Nachdem die Grippewelle im letzten Jahr dank Corona-Maßnahmen wie Abstands- und Maskenregeln fast komplett ausblieb, sieht es in diesem Jahr anders aus. Mitte Dezember stiegen die Fallzahlen erstmals über das sonst zu erwartende Level und läuteten somit den Anfang der Grippesaison ein. Während die Corona-Inzidenzen in Europa so schnell steigen wie noch nie, könnte nun aber auch die Influenza Grund zur Sorge bieten: Die EU-Seuchenschutzbehörde European Centre for Disease Prevention and Control (ECDC) berichtet, dass die Grippeviren sich dieses Jahr schneller verbreiten – womöglich durch eine neue, gefährlichere Mutation.
Kaum Immunschutz in der Bevölkerung
Normalerweise zieht sich die Grippesaison jedes Jahr etwa von Mitte Januar bis Mitte März. Mit Impfungen, die jährlich an die aktuell zirkulierenden Virenstämme angepasst werden, kann man sich vor einem schweren Verlauf schützen. Das Gesundheitsministerium ebenso wie Hausärzte legten besonders im vergangenen Herbst der Bevölkerung nahe, sich gegen Influenza impfen zu lassen, um sich selbst zu schützen und eine Doppelbelastung des Gesundheitssystems zu vermeiden. Das ist gerade dieses Jahr so wichtig, da die Grippewelle letztes Jahr ausblieb. Die Bevölkerung konnte keinen Immunschutz durch Infektion aufbauen; bereits zwei Jahrgänge von Kindern hatten noch nie im Leben Kontakt zu Influenzaviren. Für Fachleute war es deshalb schon früh erkennbar, dass diese Saison heftiger ausfallen würde als vorige.
Corona-Maßnahmen schützen auch vor Grippe
In den nächsten Wochen rechnen Experten mit einem weiteren Anstieg der Fallzahlen. Außerdem werde die Saison vermutlich ungewöhnlich lange andauern: Bis in den Sommer könnte Influenza in Europa grassieren, wenn die Corona-Maßnahmen aufgehoben werden. Grippe-Experte der ECDC Pasi Penttinen erklärt: „Wenn wir beginnen, alle Maßnahmen aufzuheben, habe ich die große Sorge mit Blick auf Influenza, dass wir uns vielleicht vom normalen Saisonverlauf entfernen, weil das Virus so lange Zeit fast gar nicht in der europäischen Bevölkerung zirkulierte.“ In dem Fall könne es zu einer „Twindemie“, einer Zwillings-Epidemie aus Covid-19 und Influenza kommen.
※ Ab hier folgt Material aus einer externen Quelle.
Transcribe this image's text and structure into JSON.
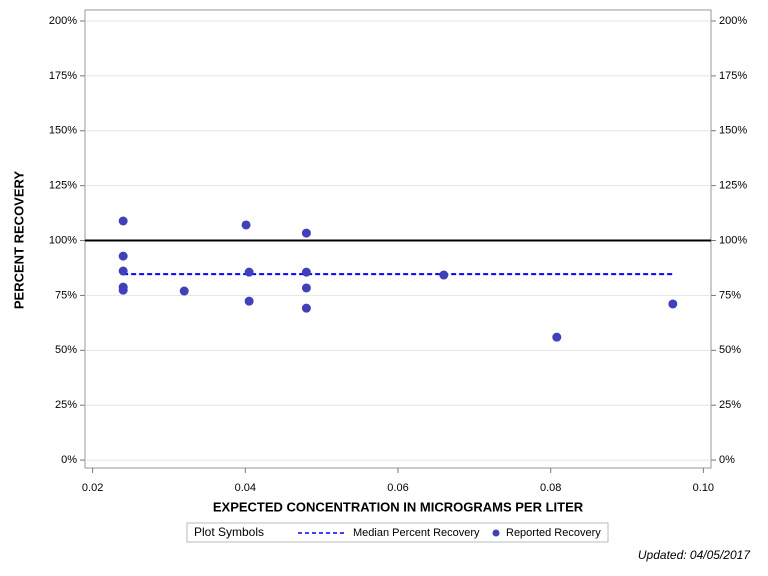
{
  "chart_data": {
    "type": "scatter",
    "x_label": "EXPECTED CONCENTRATION IN MICROGRAMS PER LITER",
    "y_label": "PERCENT RECOVERY",
    "xlim": [
      0.019,
      0.101
    ],
    "xticks": [
      0.02,
      0.04,
      0.06,
      0.08,
      {
        "value": 0.1,
        "label": "0.10"
      }
    ],
    "ylim": [
      -3.6,
      205
    ],
    "yticks": [
      {
        "value": 0,
        "label": "0%"
      },
      {
        "value": 25,
        "label": "25%"
      },
      {
        "value": 50,
        "label": "50%"
      },
      {
        "value": 75,
        "label": "75%"
      },
      {
        "value": 100,
        "label": "100%"
      },
      {
        "value": 125,
        "label": "125%"
      },
      {
        "value": 150,
        "label": "150%"
      },
      {
        "value": 175,
        "label": "175%"
      },
      {
        "value": 200,
        "label": "200%"
      }
    ],
    "grid": true,
    "reference_line": 100,
    "legend_title": "Plot Symbols",
    "series": [
      {
        "name": "Median Percent Recovery",
        "type": "line",
        "dashed": true,
        "color": "#0000ff",
        "x": [
          0.024,
          0.096
        ],
        "values": [
          84.7,
          84.7
        ]
      },
      {
        "name": "Reported Recovery",
        "type": "scatter",
        "color": "#4040b8",
        "x": [
          0.024,
          0.024,
          0.024,
          0.024,
          0.024,
          0.032,
          0.0401,
          0.0405,
          0.0405,
          0.048,
          0.048,
          0.048,
          0.048,
          0.066,
          0.0808,
          0.096
        ],
        "values": [
          108.9,
          92.9,
          86.1,
          78.8,
          77.4,
          77.0,
          107.1,
          85.6,
          72.4,
          103.4,
          85.6,
          78.4,
          69.2,
          84.3,
          56.0,
          71.1
        ]
      }
    ],
    "footnote": "Updated: 04/05/2017"
  }
}
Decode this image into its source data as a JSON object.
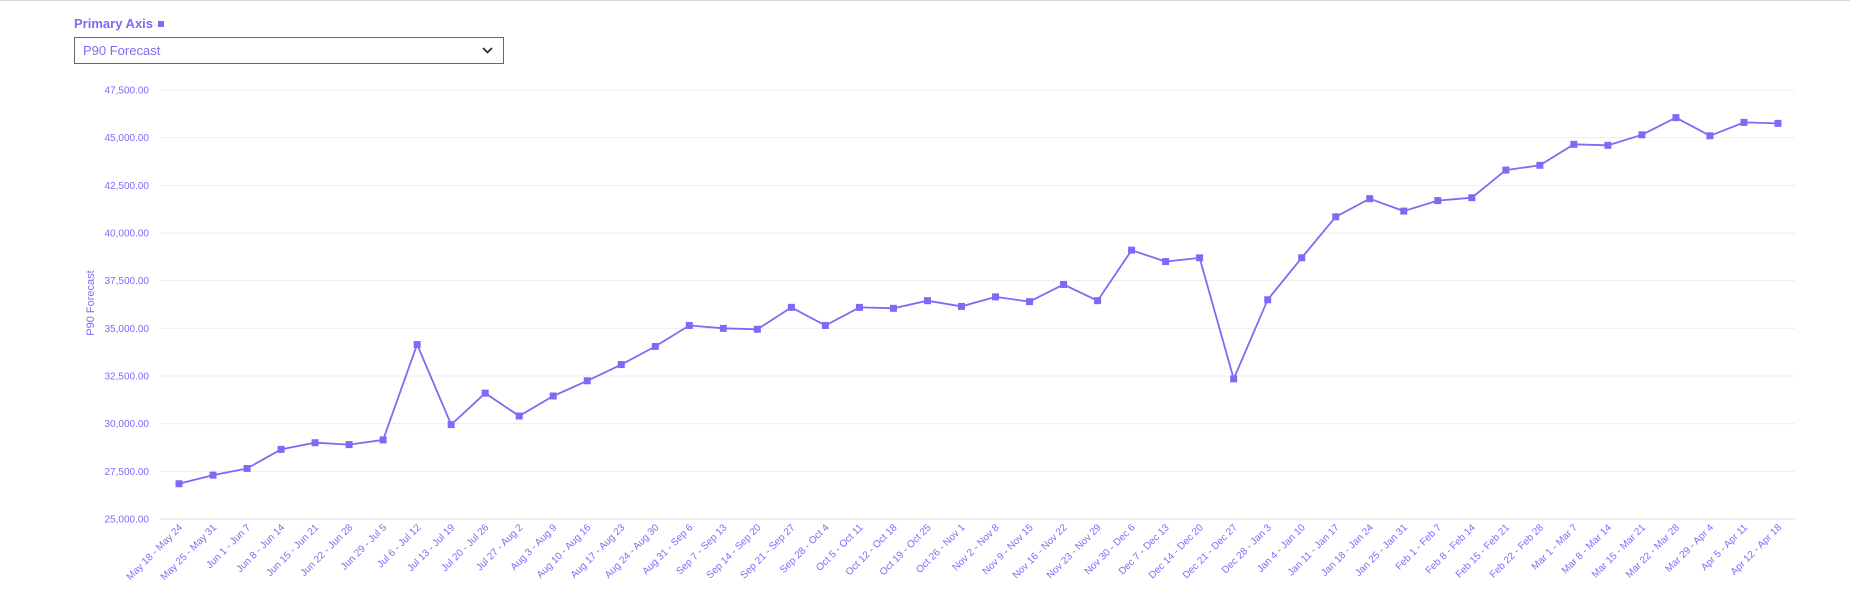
{
  "axis_selector": {
    "header_label": "Primary Axis",
    "selected_value": "P90 Forecast"
  },
  "colors": {
    "series": "#7b6cf6",
    "grid": "#eeeeee",
    "axis_text": "#7b6cf6"
  },
  "chart_data": {
    "type": "line",
    "title": "",
    "xlabel": "",
    "ylabel": "P90 Forecast",
    "ylim": [
      25000,
      47500
    ],
    "y_ticks": [
      25000,
      27500,
      30000,
      32500,
      35000,
      37500,
      40000,
      42500,
      45000,
      47500
    ],
    "y_tick_labels": [
      "25,000.00",
      "27,500.00",
      "30,000.00",
      "32,500.00",
      "35,000.00",
      "37,500.00",
      "40,000.00",
      "42,500.00",
      "45,000.00",
      "47,500.00"
    ],
    "grid": true,
    "marker": "square",
    "categories": [
      "May 18 - May 24",
      "May 25 - May 31",
      "Jun 1 - Jun 7",
      "Jun 8 - Jun 14",
      "Jun 15 - Jun 21",
      "Jun 22 - Jun 28",
      "Jun 29 - Jul 5",
      "Jul 6 - Jul 12",
      "Jul 13 - Jul 19",
      "Jul 20 - Jul 26",
      "Jul 27 - Aug 2",
      "Aug 3 - Aug 9",
      "Aug 10 - Aug 16",
      "Aug 17 - Aug 23",
      "Aug 24 - Aug 30",
      "Aug 31 - Sep 6",
      "Sep 7 - Sep 13",
      "Sep 14 - Sep 20",
      "Sep 21 - Sep 27",
      "Sep 28 - Oct 4",
      "Oct 5 - Oct 11",
      "Oct 12 - Oct 18",
      "Oct 19 - Oct 25",
      "Oct 26 - Nov 1",
      "Nov 2 - Nov 8",
      "Nov 9 - Nov 15",
      "Nov 16 - Nov 22",
      "Nov 23 - Nov 29",
      "Nov 30 - Dec 6",
      "Dec 7 - Dec 13",
      "Dec 14 - Dec 20",
      "Dec 21 - Dec 27",
      "Dec 28 - Jan 3",
      "Jan 4 - Jan 10",
      "Jan 11 - Jan 17",
      "Jan 18 - Jan 24",
      "Jan 25 - Jan 31",
      "Feb 1 - Feb 7",
      "Feb 8 - Feb 14",
      "Feb 15 - Feb 21",
      "Feb 22 - Feb 28",
      "Mar 1 - Mar 7",
      "Mar 8 - Mar 14",
      "Mar 15 - Mar 21",
      "Mar 22 - Mar 28",
      "Mar 29 - Apr 4",
      "Apr 5 - Apr 11",
      "Apr 12 - Apr 18"
    ],
    "series": [
      {
        "values": [
          26850,
          27300,
          27650,
          28650,
          29000,
          28900,
          29150,
          34150,
          29950,
          31600,
          30400,
          31450,
          32250,
          33100,
          34050,
          35150,
          35000,
          34950,
          36100,
          35150,
          36100,
          36050,
          36450,
          36150,
          36650,
          36400,
          37300,
          36450,
          39100,
          38500,
          38700,
          32350,
          36500,
          38700,
          40850,
          41800,
          41150,
          41700,
          41850,
          43300,
          43550,
          44650,
          44600,
          45150,
          46050,
          45100,
          45800,
          45750
        ]
      }
    ]
  }
}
Das würde die Gesundheitssysteme, die bereits mit Omikron alle Hände voll zu tun haben, übermäßig belasten, mahnt die Seuchenschutzbehörde. Die WHO Europa geht davon aus, dass bis zum 1. März 2022 in 25 Ländern eine hohe oder extreme Belastung der Krankenhausbetten und in 49 Ländern eine hohe oder extreme Belastung der Intensivstationen erreicht wird.
Impfung und antivirale Medikamente
Diesen Winter wurde bisher vor allem die Verbreitung von H3N2 Influenza-A-Viren beobachtet. Diese verursachen meist nur milde Verläufe, können für ältere und immungeschwächte Personen aber durchaus gefährlich werden. Andere Influenza-A-Viren oder Influenza-B-Viren haben sich bislang kaum verbreitet, dies könne sich aber im Laufe der Saison ändern, heißt es von Seiten der ECDC. Den Ländern rät die Behörde daher, die Situation genau zu beobachten durch entsprechendes Testen, um zu wissen, wo Grippefallzahlen hoch sind und welche Stämme sich verbreiten. Außerdem sollten Risikogruppen wie alte Menschen, Schwangere, kleine Kinder, immungeschwächte und chronisch kranke Personen möglichst geimpft werden. Zusätzlich sollten Länder bei der Behandlung von akuten Infektionen auf antivirale Medikamente setzen, um das Risiko eines schweren Verlaufs zusätzlich zu reduzieren. Individuen rät die ECDC, sich impfen zu lassen und die bekannten Corona-Maßnahmen einzuhalten, um sich und Andere zu schützen.